The House Energy and Commerce Subcommittee on Health May 14 approved the 21st Century Cures Act by unanimous voice vote. The subcommittee approved a bipartisan amendment in the nature of a substitute released the day before the mark-up by full committee chair Fred Upton (R-Mich.), Oversight and Investigation Subcommittee ranking member Diana DeGette (D-Colo.), full committee ranking member Frank Pallone (D-N.J.) , Health Subcommittee chair Joe Pitts (R-Pa.), and Health Subcommittee ranking member Gene Green (D-Texas).
In opening statements, subcommittee members generally praised the bill and the bipartisan effort behind it, but cautioned it is still very much a work in progress.
Chairman Pitts called the bill “the culmination of a concerted effort and hard work,” but added, “There is much in this bill to be proud of and enthusiastic about and even optimistic for, but I also realize we still have more work to do and improvements to make.” Chairman Upton added, “This subcommittee mark-up is just the first step. We have a number of steps to go.”

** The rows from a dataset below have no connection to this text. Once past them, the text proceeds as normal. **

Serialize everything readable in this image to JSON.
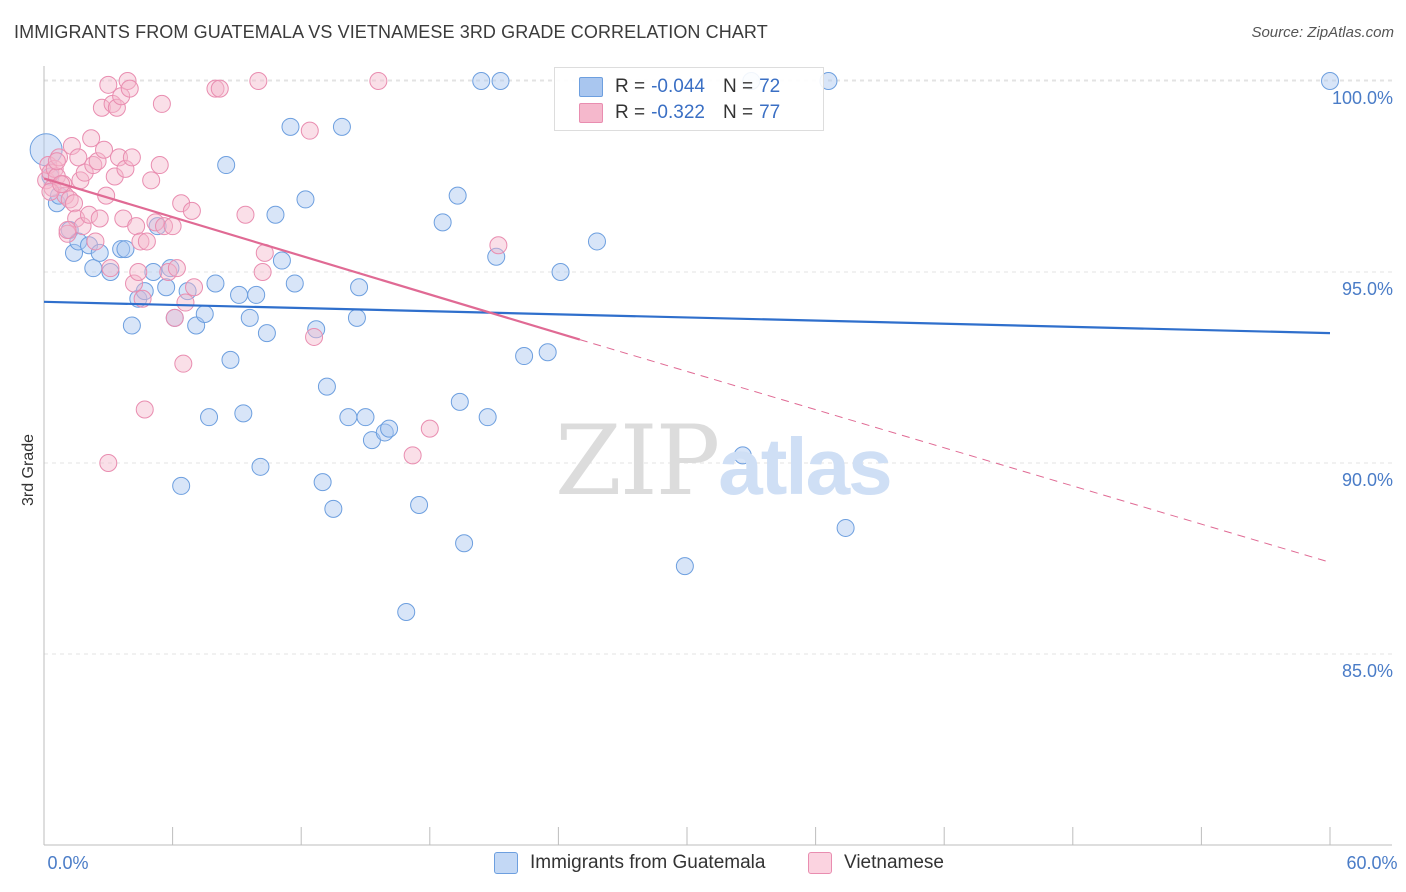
{
  "title": "IMMIGRANTS FROM GUATEMALA VS VIETNAMESE 3RD GRADE CORRELATION CHART",
  "source": "Source: ZipAtlas.com",
  "watermark": {
    "part1": "ZIP",
    "part2": "atlas"
  },
  "legend": {
    "guatemala": {
      "r_label": "R =",
      "r_value": "-0.044",
      "n_label": "N =",
      "n_value": "72",
      "color": "#a9c6ef"
    },
    "vietnamese": {
      "r_label": "R =",
      "r_value": "-0.322",
      "n_label": "N =",
      "n_value": "77",
      "color": "#f5b8cc"
    }
  },
  "bottom_legend": {
    "guatemala": "Immigrants from Guatemala",
    "vietnamese": "Vietnamese"
  },
  "chart_data": {
    "type": "scatter",
    "title": "IMMIGRANTS FROM GUATEMALA VS VIETNAMESE 3RD GRADE CORRELATION CHART",
    "ylabel": "3rd Grade",
    "xlabel": "",
    "xlim": [
      0,
      60
    ],
    "ylim": [
      80.5,
      100.8
    ],
    "x_tick_labels": [
      "0.0%",
      "60.0%"
    ],
    "y_ticks": [
      85,
      90,
      95,
      100
    ],
    "y_tick_labels": [
      "85.0%",
      "90.0%",
      "95.0%",
      "100.0%"
    ],
    "grid": true,
    "series": [
      {
        "name": "Immigrants from Guatemala",
        "color": "#a9c6ef",
        "stroke": "#6d9fdf",
        "trend": {
          "x": [
            0,
            60
          ],
          "y": [
            94.22,
            93.4
          ],
          "line_color": "#2f6fcc"
        },
        "points": [
          [
            0.1,
            98.2
          ],
          [
            0.6,
            96.8
          ],
          [
            0.7,
            97.0
          ],
          [
            1.2,
            96.1
          ],
          [
            1.4,
            95.5
          ],
          [
            1.6,
            95.8
          ],
          [
            2.1,
            95.7
          ],
          [
            2.3,
            95.1
          ],
          [
            2.6,
            95.5
          ],
          [
            3.1,
            95.0
          ],
          [
            3.6,
            95.6
          ],
          [
            3.8,
            95.6
          ],
          [
            4.1,
            93.6
          ],
          [
            4.4,
            94.3
          ],
          [
            4.7,
            94.5
          ],
          [
            5.1,
            95.0
          ],
          [
            5.3,
            96.2
          ],
          [
            5.7,
            94.6
          ],
          [
            5.9,
            95.1
          ],
          [
            6.1,
            93.8
          ],
          [
            6.4,
            89.4
          ],
          [
            6.7,
            94.5
          ],
          [
            7.1,
            93.6
          ],
          [
            7.5,
            93.9
          ],
          [
            7.7,
            91.2
          ],
          [
            8.0,
            94.7
          ],
          [
            8.5,
            97.8
          ],
          [
            8.7,
            92.7
          ],
          [
            9.1,
            94.4
          ],
          [
            9.3,
            91.3
          ],
          [
            9.6,
            93.8
          ],
          [
            9.9,
            94.4
          ],
          [
            10.1,
            89.9
          ],
          [
            10.4,
            93.4
          ],
          [
            10.8,
            96.5
          ],
          [
            11.1,
            95.3
          ],
          [
            11.5,
            98.8
          ],
          [
            11.7,
            94.7
          ],
          [
            12.2,
            96.9
          ],
          [
            12.7,
            93.5
          ],
          [
            13.0,
            89.5
          ],
          [
            13.2,
            92.0
          ],
          [
            13.5,
            88.8
          ],
          [
            13.9,
            98.8
          ],
          [
            14.2,
            91.2
          ],
          [
            14.6,
            93.8
          ],
          [
            14.7,
            94.6
          ],
          [
            15.0,
            91.2
          ],
          [
            15.3,
            90.6
          ],
          [
            15.9,
            90.8
          ],
          [
            16.1,
            90.9
          ],
          [
            16.9,
            86.1
          ],
          [
            17.5,
            88.9
          ],
          [
            18.6,
            96.3
          ],
          [
            19.3,
            97.0
          ],
          [
            19.4,
            91.6
          ],
          [
            19.6,
            87.9
          ],
          [
            20.4,
            100.0
          ],
          [
            20.7,
            91.2
          ],
          [
            21.1,
            95.4
          ],
          [
            21.3,
            100.0
          ],
          [
            22.4,
            92.8
          ],
          [
            23.5,
            92.9
          ],
          [
            24.1,
            95.0
          ],
          [
            25.8,
            95.8
          ],
          [
            29.9,
            87.3
          ],
          [
            32.6,
            90.2
          ],
          [
            33.0,
            100.0
          ],
          [
            36.6,
            100.0
          ],
          [
            37.4,
            88.3
          ],
          [
            60.0,
            100.0
          ],
          [
            0.3,
            97.5
          ]
        ]
      },
      {
        "name": "Vietnamese",
        "color": "#f5b8cc",
        "stroke": "#e98db0",
        "trend": {
          "x": [
            0,
            25
          ],
          "y": [
            97.45,
            93.23
          ],
          "line_color": "#e06a94",
          "dashed_extension": {
            "x": [
              25,
              60
            ],
            "y": [
              93.23,
              87.4
            ]
          }
        },
        "points": [
          [
            0.1,
            97.4
          ],
          [
            0.2,
            97.8
          ],
          [
            0.3,
            97.6
          ],
          [
            0.4,
            97.2
          ],
          [
            0.5,
            97.7
          ],
          [
            0.6,
            97.5
          ],
          [
            0.7,
            98.0
          ],
          [
            0.9,
            97.3
          ],
          [
            1.0,
            97.0
          ],
          [
            1.1,
            96.0
          ],
          [
            1.2,
            96.9
          ],
          [
            1.3,
            98.3
          ],
          [
            1.4,
            96.8
          ],
          [
            1.5,
            96.4
          ],
          [
            1.6,
            98.0
          ],
          [
            1.7,
            97.4
          ],
          [
            1.8,
            96.2
          ],
          [
            1.9,
            97.6
          ],
          [
            2.1,
            96.5
          ],
          [
            2.2,
            98.5
          ],
          [
            2.3,
            97.8
          ],
          [
            2.4,
            95.8
          ],
          [
            2.5,
            97.9
          ],
          [
            2.6,
            96.4
          ],
          [
            2.7,
            99.3
          ],
          [
            2.8,
            98.2
          ],
          [
            2.9,
            97.0
          ],
          [
            3.0,
            99.9
          ],
          [
            3.1,
            95.1
          ],
          [
            3.2,
            99.4
          ],
          [
            3.3,
            97.5
          ],
          [
            3.4,
            99.3
          ],
          [
            3.5,
            98.0
          ],
          [
            3.6,
            99.6
          ],
          [
            3.7,
            96.4
          ],
          [
            3.8,
            97.7
          ],
          [
            3.9,
            100.0
          ],
          [
            4.0,
            99.8
          ],
          [
            4.1,
            98.0
          ],
          [
            4.2,
            94.7
          ],
          [
            4.3,
            96.2
          ],
          [
            4.4,
            95.0
          ],
          [
            4.5,
            95.8
          ],
          [
            4.6,
            94.3
          ],
          [
            4.7,
            91.4
          ],
          [
            4.8,
            95.8
          ],
          [
            5.0,
            97.4
          ],
          [
            5.2,
            96.3
          ],
          [
            5.4,
            97.8
          ],
          [
            5.5,
            99.4
          ],
          [
            5.6,
            96.2
          ],
          [
            5.8,
            95.0
          ],
          [
            6.0,
            96.2
          ],
          [
            6.2,
            95.1
          ],
          [
            6.4,
            96.8
          ],
          [
            6.5,
            92.6
          ],
          [
            6.6,
            94.2
          ],
          [
            6.9,
            96.6
          ],
          [
            7.0,
            94.6
          ],
          [
            3.0,
            90.0
          ],
          [
            8.0,
            99.8
          ],
          [
            8.2,
            99.8
          ],
          [
            9.4,
            96.5
          ],
          [
            10.0,
            100.0
          ],
          [
            10.3,
            95.5
          ],
          [
            10.2,
            95.0
          ],
          [
            12.4,
            98.7
          ],
          [
            12.6,
            93.3
          ],
          [
            15.6,
            100.0
          ],
          [
            17.2,
            90.2
          ],
          [
            18.0,
            90.9
          ],
          [
            21.2,
            95.7
          ],
          [
            0.3,
            97.1
          ],
          [
            0.8,
            97.3
          ],
          [
            1.1,
            96.1
          ],
          [
            6.1,
            93.8
          ],
          [
            0.6,
            97.9
          ]
        ]
      }
    ]
  }
}
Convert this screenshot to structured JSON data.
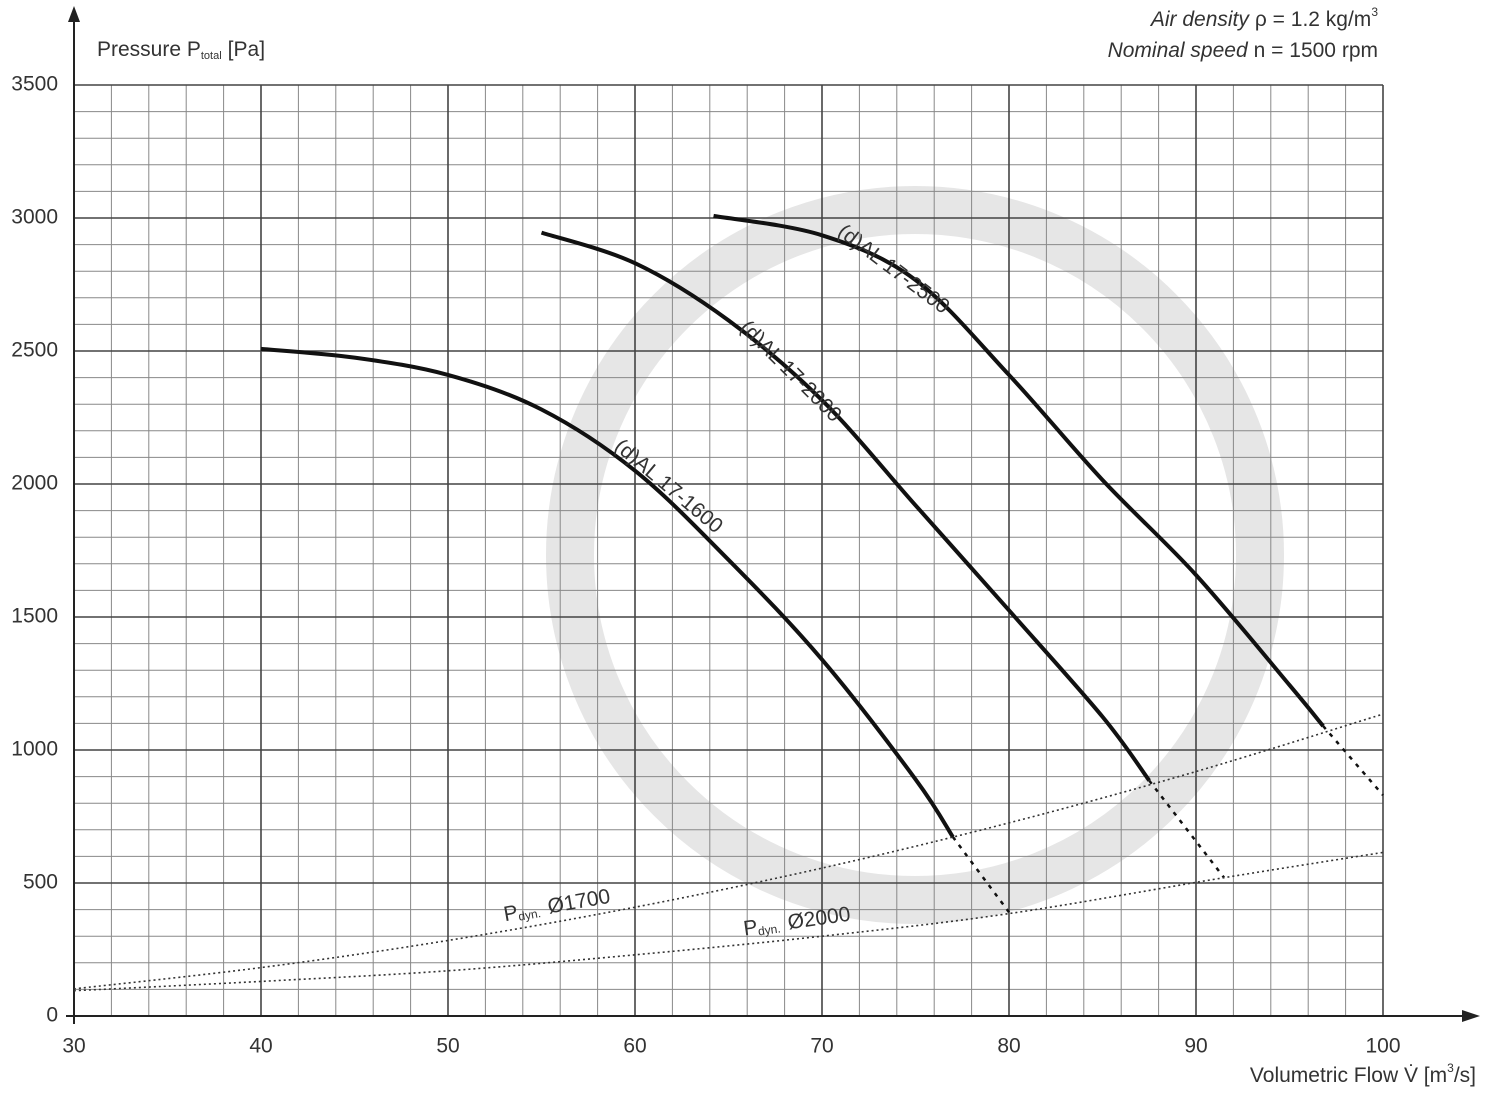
{
  "chart_data": {
    "type": "line",
    "title": {
      "main": "Pressure P",
      "sub": "total",
      "unit": "[Pa]"
    },
    "xlabel": {
      "main": "Volumetric Flow V̇ [m",
      "sup": "3",
      "end": "/s]"
    },
    "annotations": [
      {
        "italic": "Air density",
        "text": "ρ = 1.2 kg/m",
        "sup": "3"
      },
      {
        "italic": "Nominal speed",
        "text": "n = 1500 rpm"
      }
    ],
    "xlim": [
      30,
      100
    ],
    "ylim": [
      0,
      3500
    ],
    "xticks": [
      30,
      40,
      50,
      60,
      70,
      80,
      90,
      100
    ],
    "yticks": [
      0,
      500,
      1000,
      1500,
      2000,
      2500,
      3000,
      3500
    ],
    "minor_xticks": [
      32,
      34,
      36,
      38,
      42,
      44,
      46,
      48,
      52,
      54,
      56,
      58,
      62,
      64,
      66,
      68,
      72,
      74,
      76,
      78,
      82,
      84,
      86,
      88,
      92,
      94,
      96,
      98
    ],
    "minor_yticks": [
      100,
      200,
      300,
      400,
      600,
      700,
      800,
      900,
      1100,
      1200,
      1300,
      1400,
      1600,
      1700,
      1800,
      1900,
      2100,
      2200,
      2300,
      2400,
      2600,
      2700,
      2800,
      2900,
      3100,
      3200,
      3300,
      3400
    ],
    "grid": true,
    "series": [
      {
        "name": "(d)AL 17-1600",
        "color": "#111111",
        "x": [
          40,
          45,
          50,
          55,
          60,
          65,
          70,
          75,
          77
        ],
        "values": [
          2508,
          2475,
          2410,
          2280,
          2050,
          1715,
          1340,
          890,
          673
        ],
        "extension_x": [
          77,
          80
        ],
        "extension_values": [
          673,
          390
        ]
      },
      {
        "name": "(d)AL 17-2000",
        "color": "#111111",
        "x": [
          55,
          60,
          65,
          70,
          75,
          80,
          85,
          87.5
        ],
        "values": [
          2945,
          2830,
          2615,
          2315,
          1920,
          1525,
          1125,
          885
        ],
        "extension_x": [
          87.5,
          91.5
        ],
        "extension_values": [
          885,
          520
        ]
      },
      {
        "name": "(d)AL 17-2500",
        "color": "#111111",
        "x": [
          64.2,
          70,
          75,
          80,
          85,
          90,
          95,
          96.8
        ],
        "values": [
          3008,
          2935,
          2767,
          2410,
          2015,
          1658,
          1244,
          1090
        ],
        "extension_x": [
          96.8,
          100
        ],
        "extension_values": [
          1090,
          830
        ]
      },
      {
        "label": {
          "symbol": "P",
          "sub": "dyn.",
          "size": "Ø1700"
        },
        "color": "#333333",
        "style": "dotted",
        "x": [
          30,
          40,
          50,
          60,
          70,
          80,
          90,
          100
        ],
        "values": [
          102,
          182,
          284,
          409,
          556,
          726,
          919,
          1135
        ]
      },
      {
        "label": {
          "symbol": "P",
          "sub": "dyn.",
          "size": "Ø2000"
        },
        "color": "#333333",
        "style": "dotted",
        "x": [
          30,
          40,
          50,
          60,
          70,
          80,
          91.5,
          100
        ],
        "values": [
          95,
          130,
          170,
          230,
          300,
          385,
          520,
          615
        ]
      }
    ]
  }
}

Rep. Joe Barton (R-Texas), who chaired the Energy and Commerce panel when it last reauthorized the National Institutes of Health (NIH), noted the agency spends $6 billion on indirect costs and urged inclusion of language “to begin to reign in or reduce these costs.”
The 21st Century Cures Act would reauthorize the NIH for three years at the following levels:
- FY 2016 - $31.811 billion;
- FY 2017 - $33.331 billion; and
- FY 2018 - $34.851 billion.
The bill also authorizes a five-year, $10 billion NIH Innovation Fund, with $2 billion per year in mandatory appropriations routed through the NIH Director. The bill allocates the Innovation Fund for various purposes, including a new Accelerating Advancement Program, research awards tied to a specific project or objectives, research awards for innovative scientists and early stage investigators, high-risk high reward research, research awards to small businesses, and the NIH intramural program.
At least $500 million from the Innovation Fund must be allocated to the new Accelerating Advancement Program, which would provide matching funds to NIH institutes and centers to fund innovative research projects that could not be funded within the institute/center’s current budget in areas including in biomarkers, precision medicine, infectious diseases, and antibiotics.
Among other research related provisions, the bill:
- Requires NIH to issue a strategic plan;
- Establishes a Biomedical Research Working Group to provide recommendations on how to streamline the grant process for researchers;
- Exempts certain NIH research activities from the Paperwork Reduction Act;
- Includes a “sense of Congress to reiterate the importance of scientific conferences and meetings to the mission of NIH”;
- Requires NIH to issue guidelines regarding the inclusion and exclusion of children and the elderly in clinical trials;
- Provides the National Center for Advancing Translational Science (NCATS) with more flexibility on the use of Other Transaction Authority (OTA) so it can operate like the Defense Advanced Research Projects Agency (DARPA);
- Requires each NIH institute, as appropriate, to conduct or support high risk, high reward research;
- Improves loan repayment programs for NIH researchers;
- Creates a “capstone grant” program to support outstanding scientists who have been funded by NIH at the end of the careers;
- Requires NIH to establish a national pediatric research network;
- Requires NIH to post clinical trial inclusion and exclusion criteria in a standardized format; and
- Mandates a seven-year pilot project of a data sharing system for data from clinical trials solely funded by NIH.
Chairman Pitts called the bill “the culmination of a concerted effort and hard work,” but added, “There is much in this bill to be proud of and enthusiastic about and even optimistic for, but I also realize we still have more work to do and improvements to make.” Chairman Upton added, “This subcommittee mark-up is just the first step. We have a number of steps to go.”
The full Energy and Commerce Committee is tentatively scheduled to consider the bill the week of May 18.